Obwohl sie sehr clever sind, haftet ein Makel an ihren kognitiven Fähigkeiten: sie fallen beim Spiegeltest durch. Eine clevere Forscherin weist das zurück, nachdem sie den Test an Hunde angepasst hat. Ich würde dabei durchfallen, aber Hunde verstehen ihn.
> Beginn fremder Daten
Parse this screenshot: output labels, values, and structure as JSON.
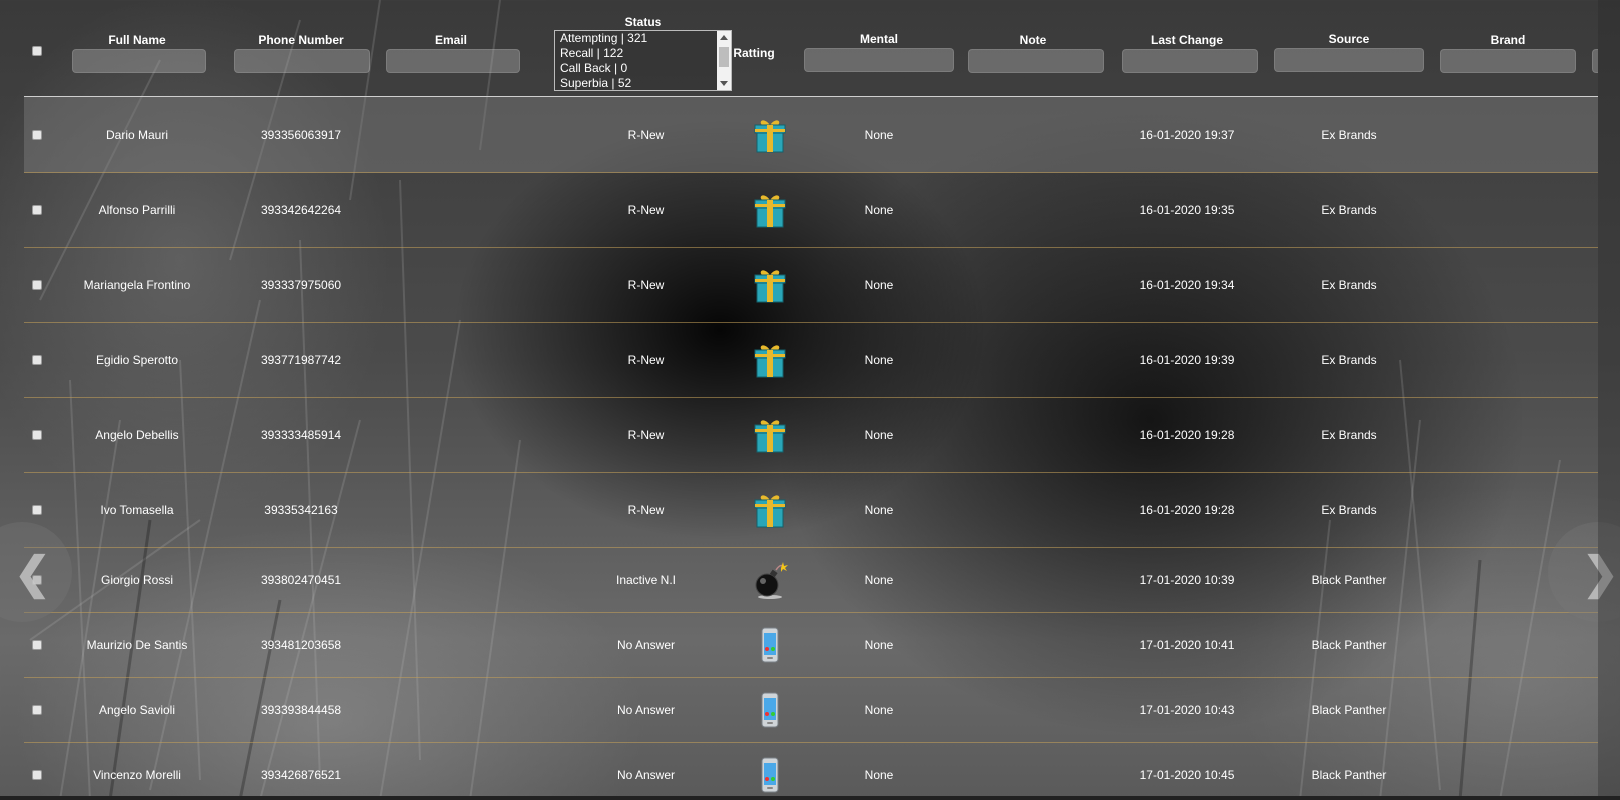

Der Spiegeltest galt bisher als ultimative Prüfung, ob ein Lebewesen sich selbst erkennt. Er ist für das „Augentier“ Mensch kein Problem, schon ab etwa anderthalb Jahren wischen Kinder sich einen Fleck vom Gesicht, der unbemerkt aufgetragen wurde und den sie im Spiegel sehen. Viele Menschen fanden es wohl beruhigend, dass nur wenige Tierarten diesen Test bestehen. Die finden wir unter den Zahnwalen (Delfine), manchen Vögeln (Keas) und bei den Menschenaffen: Schimpansen, Bonobos und Orang Utans gehen interessiert mit Spiegel und den Bildern um, Gorillas müssen sich erst daran gewöhnen, ebenso Rhesusaffen.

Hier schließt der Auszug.